Pub date September 29, 2010
SectionPolitics Blog

During last night’s gubernatorial debate, Republican nominee Meg Whitman bashed “illegal” immigrants and singled out San Francisco as the state’s worst coddler of those without proper immigration papers. But today, it was revealed that Whitman employed an undocumented Mexican immigrant as her housekeeper and nanny from 2000 until last year. Ah, karma, the great leveler.

After being asked what California should do about immigration issues, Democratic nominee Jerry Brown gave a reasonable answer that should have appeal to people of all political stripes, calling for halting illegal immigration by securing the border with fences and modern technology that electronically verifies the status of visitors, but bringing the state’s 2 million undocumented immigrants out of the shadows by creating a way for them to achieve legal residency status.

“We can’t just round them up and deport them like they did in Eastern Europe,” Brown said, an incendiary analogy that was nonetheless true, reminding voters of the police state implications of the right-wing approach to the immigration issue.

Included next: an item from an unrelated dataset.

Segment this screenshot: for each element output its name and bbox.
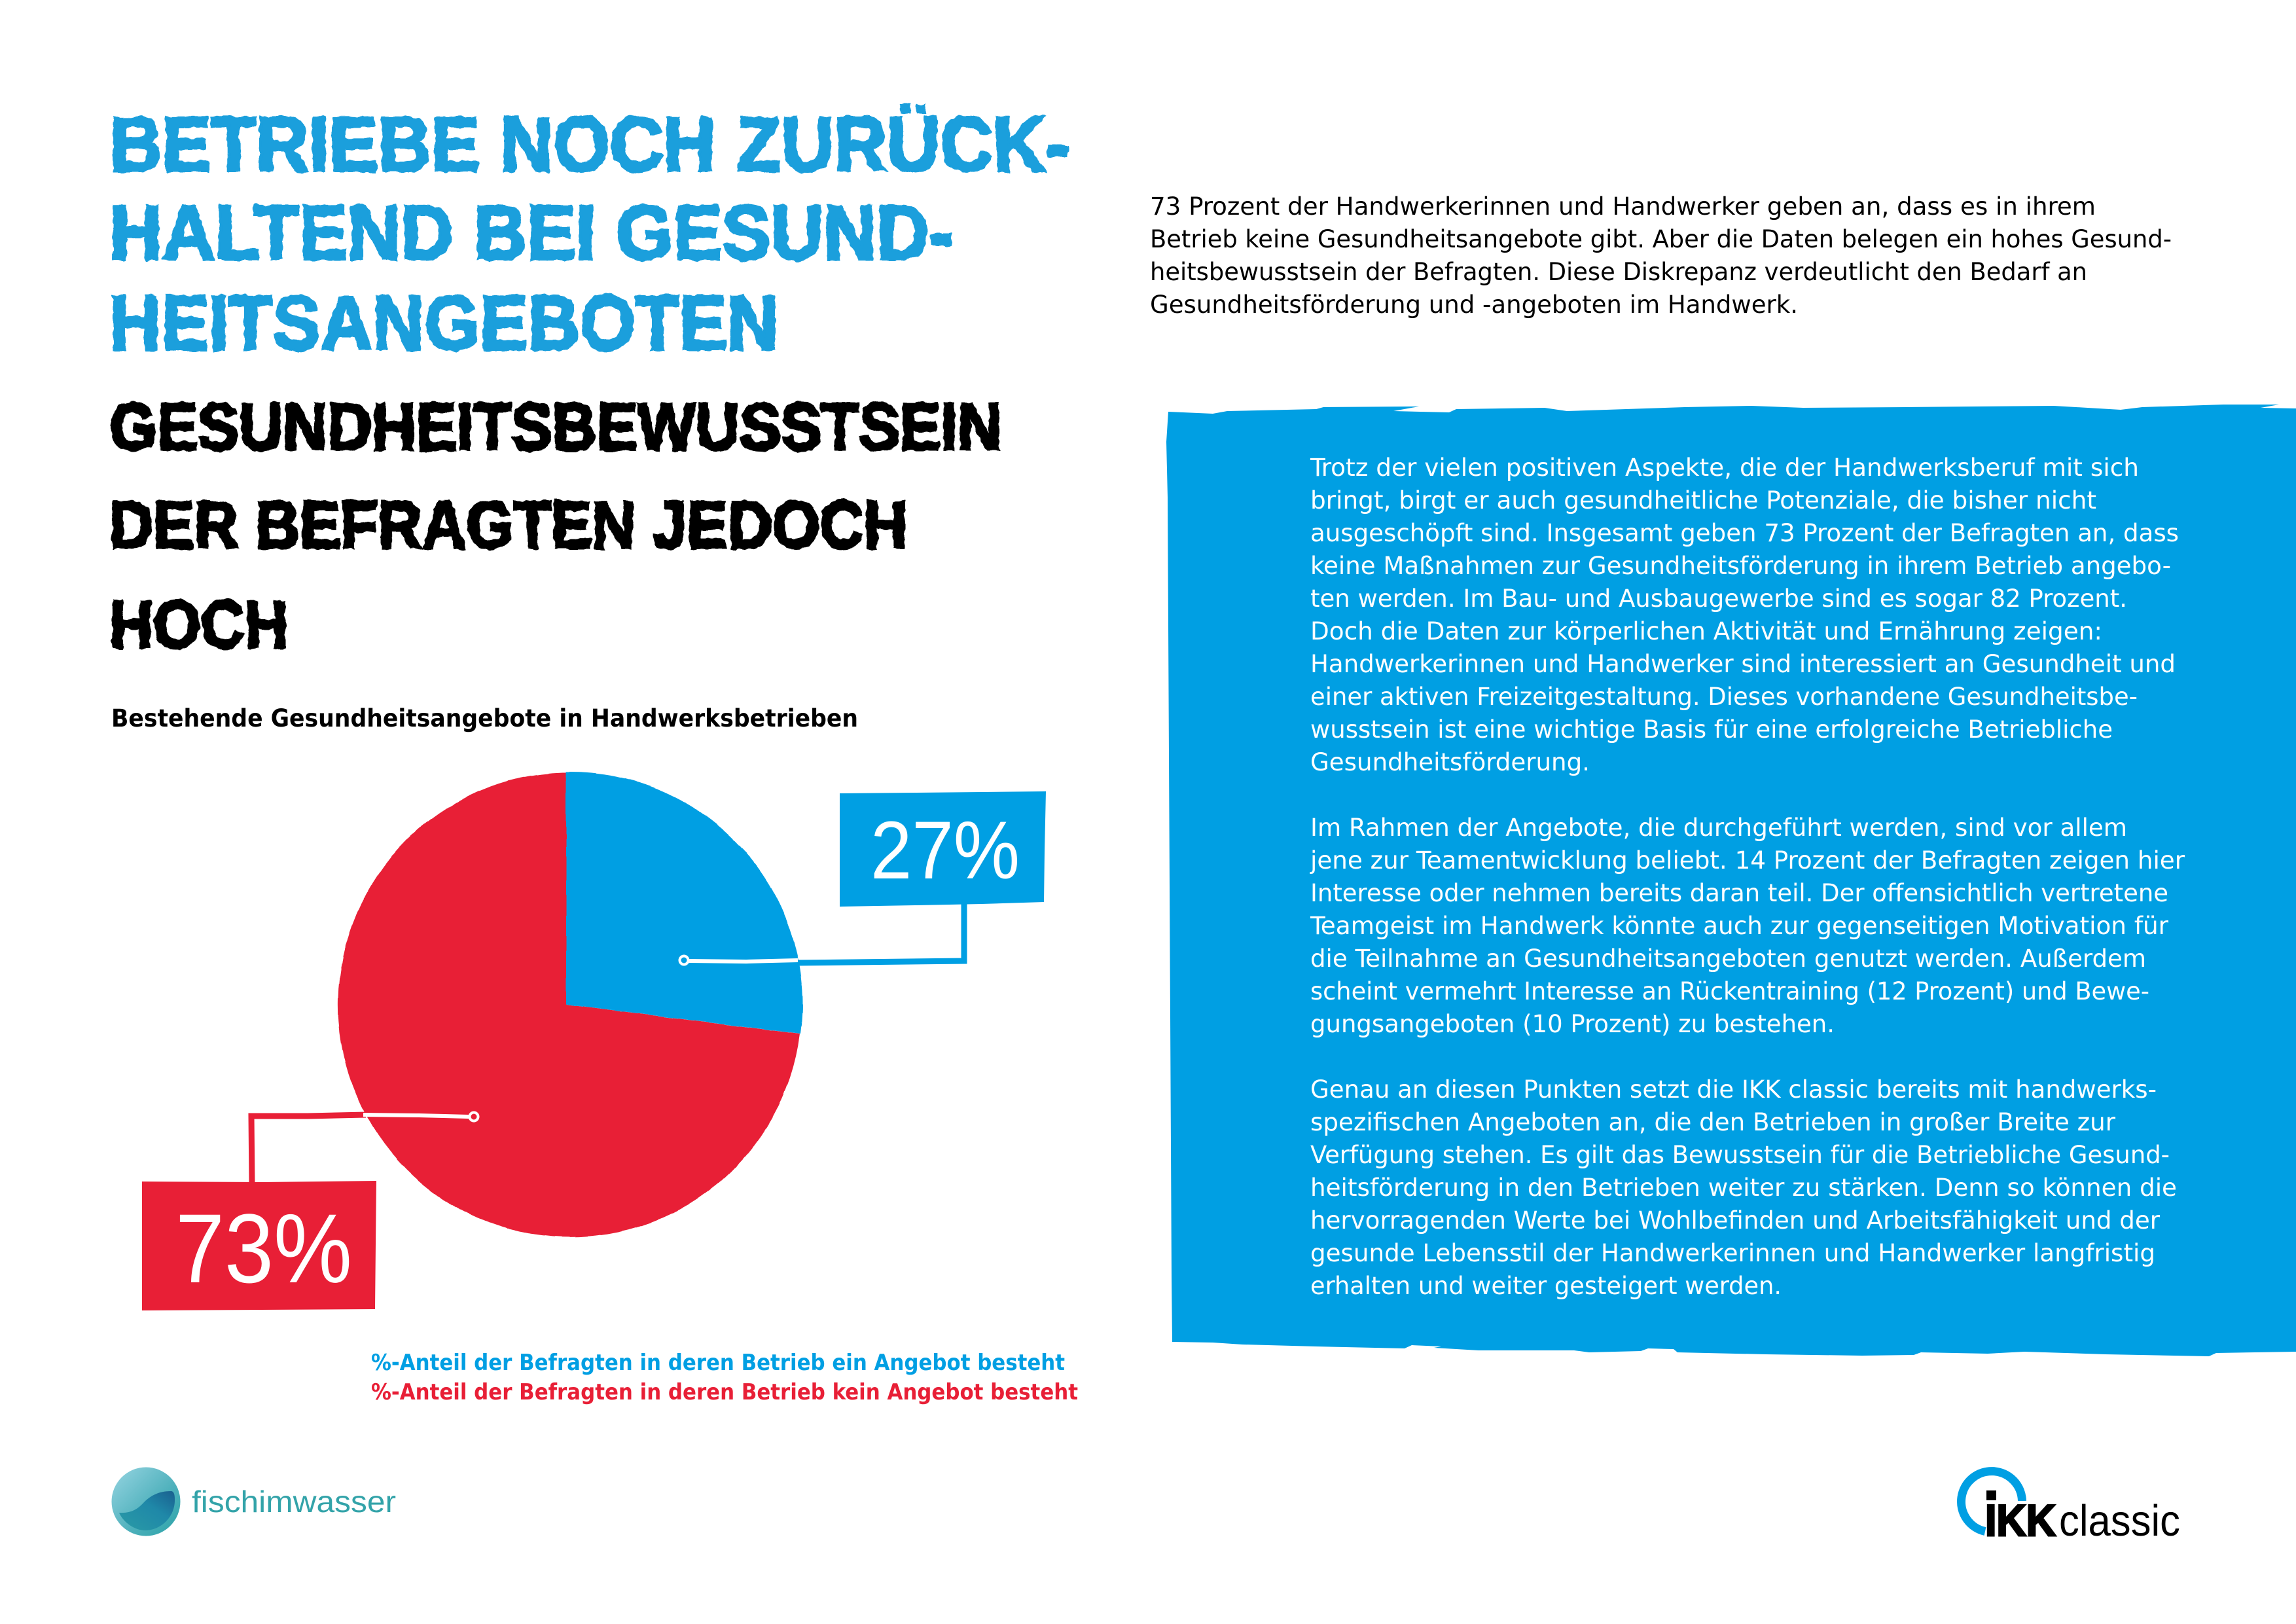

Yet Whitman then essentially called for doing just that with increased enforcement, albeit with a slightly more polished approach than most angry nativists, saying the presence of “illegal immigrants” was a serious threat to California. “We have got to eliminate sanctuary cities,” Whitman said, naming San Francisco as the worst culprit, and saying, “We have to hold employers accountable for hiring undocumented workers.”

So should Whitman be held accountable for employing Nicandra Diaz-Santillan for almost a decade? Maybe not to legal authorities, but certainly to voters who will now question her integrity and whether she has been hypocritically grandstanding on such a politically divisive issue.

Whitman’s excuse is that she didn’t know her housekeeper was undocumented because she was provided false paperwork, an excuse that most California employers could also offer, showing just how ridiculous Whitman is for pretending that being “tough” can solve this “problem.”

That was one of many Whitman forays into fantasyland, such as equating with “independence” a campaign funded almost entirely with her Wall Street windfalls, one she is using to advocate for aggressively cutting taxes on big business and the rich. And then pretending that’s somehow a plan to close the state’s massive budget deficit. Pure nonsense.

By contrast, Brown seemed firmly grounded in reality, leveling with viewers that the state faces difficult problems that will require hard work and experience fighting with the “sharks in Sacramento” and calling for “the powerful to sacrifice first.” On the whole, the debate made clear the stark differences between these two candidates, which is perhaps the best we can hope for during a dismal political year.